Model Config Dataset Metric PyTorch ONNX Runtime TensorRT FP32 TensorRT FP16
DBNet dbnet_r18_fpnc_1200e_icdar2015.py
icdar2015 Recall
0.731 0.731 0.678 0.679
Precision 0.871 0.871 0.844 0.842
Hmean 0.795 0.795 0.752 0.752
DBNet* dbnet_r18_fpnc_1200e_icdar2015.py
icdar2015 Recall
0.720 0.720 0.720 0.718
Precision 0.868 0.868 0.868 0.868
Hmean 0.787 0.787 0.787 0.786
PSENet psenet_r50_fpnf_600e_icdar2015.py
icdar2015 Recall
0.753 0.753 0.753 0.752
Precision 0.867 0.867 0.867 0.867
Hmean 0.806 0.806 0.806 0.805
PANet panet_r18_fpem_ffm_600e_icdar2015.py
icdar2015 Recall
0.740 0.740 0.687 N/A
Precision 0.860 0.860 0.815 N/A
Hmean 0.796 0.796 0.746 N/A
PANet* panet_r18_fpem_ffm_600e_icdar2015.py
icdar2015 Recall
0.736 0.736 0.736 N/A
Precision 0.857 0.857 0.857 N/A
Hmean 0.792 0.792 0.792 N/A
CRNN crnn_academic_dataset.py
IIIT5K Acc 0.806 0.806 0.806 0.806

Notes:

  • TensorRT upsampling operation is a little different from PyTorch.
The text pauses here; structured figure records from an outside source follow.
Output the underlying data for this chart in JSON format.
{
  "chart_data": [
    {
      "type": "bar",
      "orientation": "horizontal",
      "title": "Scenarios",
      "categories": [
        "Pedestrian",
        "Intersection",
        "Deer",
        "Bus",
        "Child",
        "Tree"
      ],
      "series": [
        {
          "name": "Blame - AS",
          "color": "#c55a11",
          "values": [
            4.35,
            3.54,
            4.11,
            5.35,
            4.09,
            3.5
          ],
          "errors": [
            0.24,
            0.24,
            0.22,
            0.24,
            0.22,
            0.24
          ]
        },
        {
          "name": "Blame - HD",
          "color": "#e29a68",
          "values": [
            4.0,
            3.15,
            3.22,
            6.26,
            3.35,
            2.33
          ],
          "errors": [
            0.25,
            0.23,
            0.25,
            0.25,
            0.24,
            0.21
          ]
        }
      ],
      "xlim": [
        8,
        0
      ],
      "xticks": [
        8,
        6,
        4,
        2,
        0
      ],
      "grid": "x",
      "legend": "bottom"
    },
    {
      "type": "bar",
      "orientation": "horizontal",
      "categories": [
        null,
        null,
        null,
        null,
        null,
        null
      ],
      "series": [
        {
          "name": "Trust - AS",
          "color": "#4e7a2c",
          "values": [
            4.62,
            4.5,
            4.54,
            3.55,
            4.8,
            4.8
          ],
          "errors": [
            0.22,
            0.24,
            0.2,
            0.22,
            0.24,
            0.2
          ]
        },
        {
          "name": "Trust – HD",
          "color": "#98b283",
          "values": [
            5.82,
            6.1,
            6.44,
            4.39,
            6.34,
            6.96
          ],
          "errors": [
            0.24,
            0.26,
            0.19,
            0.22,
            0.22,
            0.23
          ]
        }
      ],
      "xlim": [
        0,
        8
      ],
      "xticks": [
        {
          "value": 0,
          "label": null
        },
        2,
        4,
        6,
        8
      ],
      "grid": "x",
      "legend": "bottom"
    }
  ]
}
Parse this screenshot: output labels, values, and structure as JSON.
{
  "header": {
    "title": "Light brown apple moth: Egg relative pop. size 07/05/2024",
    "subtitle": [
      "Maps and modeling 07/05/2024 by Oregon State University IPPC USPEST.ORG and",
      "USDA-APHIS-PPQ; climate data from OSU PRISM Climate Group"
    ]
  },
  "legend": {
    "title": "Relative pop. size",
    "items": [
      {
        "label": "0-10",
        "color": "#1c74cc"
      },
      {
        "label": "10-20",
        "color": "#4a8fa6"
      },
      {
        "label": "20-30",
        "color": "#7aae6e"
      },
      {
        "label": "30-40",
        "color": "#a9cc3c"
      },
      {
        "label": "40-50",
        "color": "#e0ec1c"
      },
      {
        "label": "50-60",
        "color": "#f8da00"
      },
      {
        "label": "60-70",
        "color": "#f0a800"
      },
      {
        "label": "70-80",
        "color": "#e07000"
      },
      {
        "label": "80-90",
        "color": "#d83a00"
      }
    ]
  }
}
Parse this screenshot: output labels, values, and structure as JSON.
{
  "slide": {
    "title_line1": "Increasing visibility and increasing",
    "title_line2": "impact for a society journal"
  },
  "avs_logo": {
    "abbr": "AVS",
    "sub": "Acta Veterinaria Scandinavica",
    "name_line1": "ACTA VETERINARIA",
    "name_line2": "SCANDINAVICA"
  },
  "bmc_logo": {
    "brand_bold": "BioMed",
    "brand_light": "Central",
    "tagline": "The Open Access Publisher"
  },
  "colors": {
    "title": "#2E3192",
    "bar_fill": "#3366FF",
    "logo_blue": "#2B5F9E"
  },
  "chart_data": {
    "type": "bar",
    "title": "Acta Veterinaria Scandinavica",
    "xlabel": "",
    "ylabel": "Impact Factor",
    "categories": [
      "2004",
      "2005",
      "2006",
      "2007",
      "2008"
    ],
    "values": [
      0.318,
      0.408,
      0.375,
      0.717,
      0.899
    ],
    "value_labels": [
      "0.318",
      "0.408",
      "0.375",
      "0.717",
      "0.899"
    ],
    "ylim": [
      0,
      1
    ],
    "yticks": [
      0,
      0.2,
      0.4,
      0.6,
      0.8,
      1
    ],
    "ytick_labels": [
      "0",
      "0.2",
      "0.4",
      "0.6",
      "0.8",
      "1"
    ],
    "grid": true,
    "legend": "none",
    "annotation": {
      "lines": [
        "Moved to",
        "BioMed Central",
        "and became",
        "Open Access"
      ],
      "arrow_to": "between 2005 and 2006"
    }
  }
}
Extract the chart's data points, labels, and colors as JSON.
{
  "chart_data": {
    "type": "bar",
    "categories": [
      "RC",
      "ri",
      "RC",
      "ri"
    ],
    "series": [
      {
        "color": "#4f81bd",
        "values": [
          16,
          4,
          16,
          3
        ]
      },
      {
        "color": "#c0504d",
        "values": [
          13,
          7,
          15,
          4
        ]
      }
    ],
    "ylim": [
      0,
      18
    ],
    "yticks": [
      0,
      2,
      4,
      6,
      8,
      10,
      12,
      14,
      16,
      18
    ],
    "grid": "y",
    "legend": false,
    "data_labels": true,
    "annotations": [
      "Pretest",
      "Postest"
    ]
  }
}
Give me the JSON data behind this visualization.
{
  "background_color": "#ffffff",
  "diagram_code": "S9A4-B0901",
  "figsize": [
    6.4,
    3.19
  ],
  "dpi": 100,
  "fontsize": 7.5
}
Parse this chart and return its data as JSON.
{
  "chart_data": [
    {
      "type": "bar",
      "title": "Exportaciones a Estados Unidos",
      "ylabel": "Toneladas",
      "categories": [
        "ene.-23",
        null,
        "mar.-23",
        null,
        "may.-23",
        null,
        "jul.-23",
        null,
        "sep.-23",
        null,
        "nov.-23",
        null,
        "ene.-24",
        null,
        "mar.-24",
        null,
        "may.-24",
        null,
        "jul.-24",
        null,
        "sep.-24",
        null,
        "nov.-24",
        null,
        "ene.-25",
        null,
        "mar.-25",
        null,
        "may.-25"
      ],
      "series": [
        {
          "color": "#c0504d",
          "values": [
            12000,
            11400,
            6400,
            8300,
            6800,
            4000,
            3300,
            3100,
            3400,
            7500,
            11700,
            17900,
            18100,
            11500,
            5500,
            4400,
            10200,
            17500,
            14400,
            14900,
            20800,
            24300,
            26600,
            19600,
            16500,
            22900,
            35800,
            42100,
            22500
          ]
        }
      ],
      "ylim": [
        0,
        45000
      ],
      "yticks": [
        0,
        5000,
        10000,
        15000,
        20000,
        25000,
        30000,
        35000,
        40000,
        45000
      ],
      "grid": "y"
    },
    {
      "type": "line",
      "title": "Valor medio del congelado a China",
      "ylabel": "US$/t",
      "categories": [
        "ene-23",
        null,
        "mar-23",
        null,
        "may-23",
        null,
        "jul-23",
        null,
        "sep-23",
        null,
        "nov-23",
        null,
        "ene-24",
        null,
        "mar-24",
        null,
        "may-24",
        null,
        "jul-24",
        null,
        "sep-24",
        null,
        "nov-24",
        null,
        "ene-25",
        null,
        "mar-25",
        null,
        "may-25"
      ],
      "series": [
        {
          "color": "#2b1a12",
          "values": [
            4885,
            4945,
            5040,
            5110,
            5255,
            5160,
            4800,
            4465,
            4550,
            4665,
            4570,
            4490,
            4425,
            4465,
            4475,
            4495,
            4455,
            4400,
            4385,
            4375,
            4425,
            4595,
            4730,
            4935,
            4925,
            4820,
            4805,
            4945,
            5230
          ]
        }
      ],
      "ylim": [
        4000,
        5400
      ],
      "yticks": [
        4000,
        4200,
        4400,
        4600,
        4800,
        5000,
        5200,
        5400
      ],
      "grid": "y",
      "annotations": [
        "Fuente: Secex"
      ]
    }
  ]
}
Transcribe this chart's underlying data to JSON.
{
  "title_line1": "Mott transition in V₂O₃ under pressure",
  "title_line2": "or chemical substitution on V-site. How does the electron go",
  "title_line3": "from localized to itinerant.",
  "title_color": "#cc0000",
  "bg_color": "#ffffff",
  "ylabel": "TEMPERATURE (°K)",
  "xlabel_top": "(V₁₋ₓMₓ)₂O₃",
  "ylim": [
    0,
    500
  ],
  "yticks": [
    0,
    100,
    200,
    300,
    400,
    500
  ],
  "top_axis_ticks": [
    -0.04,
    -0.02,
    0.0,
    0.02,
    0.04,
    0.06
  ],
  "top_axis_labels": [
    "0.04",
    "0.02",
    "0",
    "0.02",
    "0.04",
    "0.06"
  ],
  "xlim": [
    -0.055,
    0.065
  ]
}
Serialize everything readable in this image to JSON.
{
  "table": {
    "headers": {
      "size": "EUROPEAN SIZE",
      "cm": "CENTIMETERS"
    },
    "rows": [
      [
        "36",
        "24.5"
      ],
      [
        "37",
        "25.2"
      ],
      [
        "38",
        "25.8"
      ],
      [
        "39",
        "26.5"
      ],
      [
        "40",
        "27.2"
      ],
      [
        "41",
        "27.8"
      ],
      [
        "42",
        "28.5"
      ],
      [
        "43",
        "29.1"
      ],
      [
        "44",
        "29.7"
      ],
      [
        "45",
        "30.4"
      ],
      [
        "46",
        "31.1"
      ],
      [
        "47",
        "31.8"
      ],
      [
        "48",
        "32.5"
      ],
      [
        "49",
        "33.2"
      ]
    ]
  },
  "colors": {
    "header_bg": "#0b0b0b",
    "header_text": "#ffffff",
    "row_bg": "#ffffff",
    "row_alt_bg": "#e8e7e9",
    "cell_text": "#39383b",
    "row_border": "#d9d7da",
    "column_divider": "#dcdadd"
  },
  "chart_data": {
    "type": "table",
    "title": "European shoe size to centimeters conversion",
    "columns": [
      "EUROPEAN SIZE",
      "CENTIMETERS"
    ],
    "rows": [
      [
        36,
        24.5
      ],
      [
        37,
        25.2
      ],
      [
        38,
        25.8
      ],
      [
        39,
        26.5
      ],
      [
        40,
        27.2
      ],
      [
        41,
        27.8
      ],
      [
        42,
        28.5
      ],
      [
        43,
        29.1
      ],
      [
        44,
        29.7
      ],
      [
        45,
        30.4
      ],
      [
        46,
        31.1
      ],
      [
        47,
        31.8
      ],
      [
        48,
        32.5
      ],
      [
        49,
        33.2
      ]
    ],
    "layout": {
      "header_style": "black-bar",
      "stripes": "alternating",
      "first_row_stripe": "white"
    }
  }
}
For DBNet and PANet, we suggest replacing upsampling operations with the nearest mode to operations with bilinear mode. Here for PANet, here and here for DBNet. As is shown in the above table, networks with tag * mean the upsampling mode is changed.

  • Note that changing upsampling mode reduces less performance compared with using the nearest mode. However, the weights of networks are trained through the nearest mode. To pursue the best performance, using bilinear mode for both training and TensorRT deployment is recommended.

  • All ONNX and TensorRT models are evaluated with dynamic shapes on the datasets, and images are preprocessed according to the original config file.

  • This tool is still experimental, and we only support a subset of detection and recognition algorithms for now.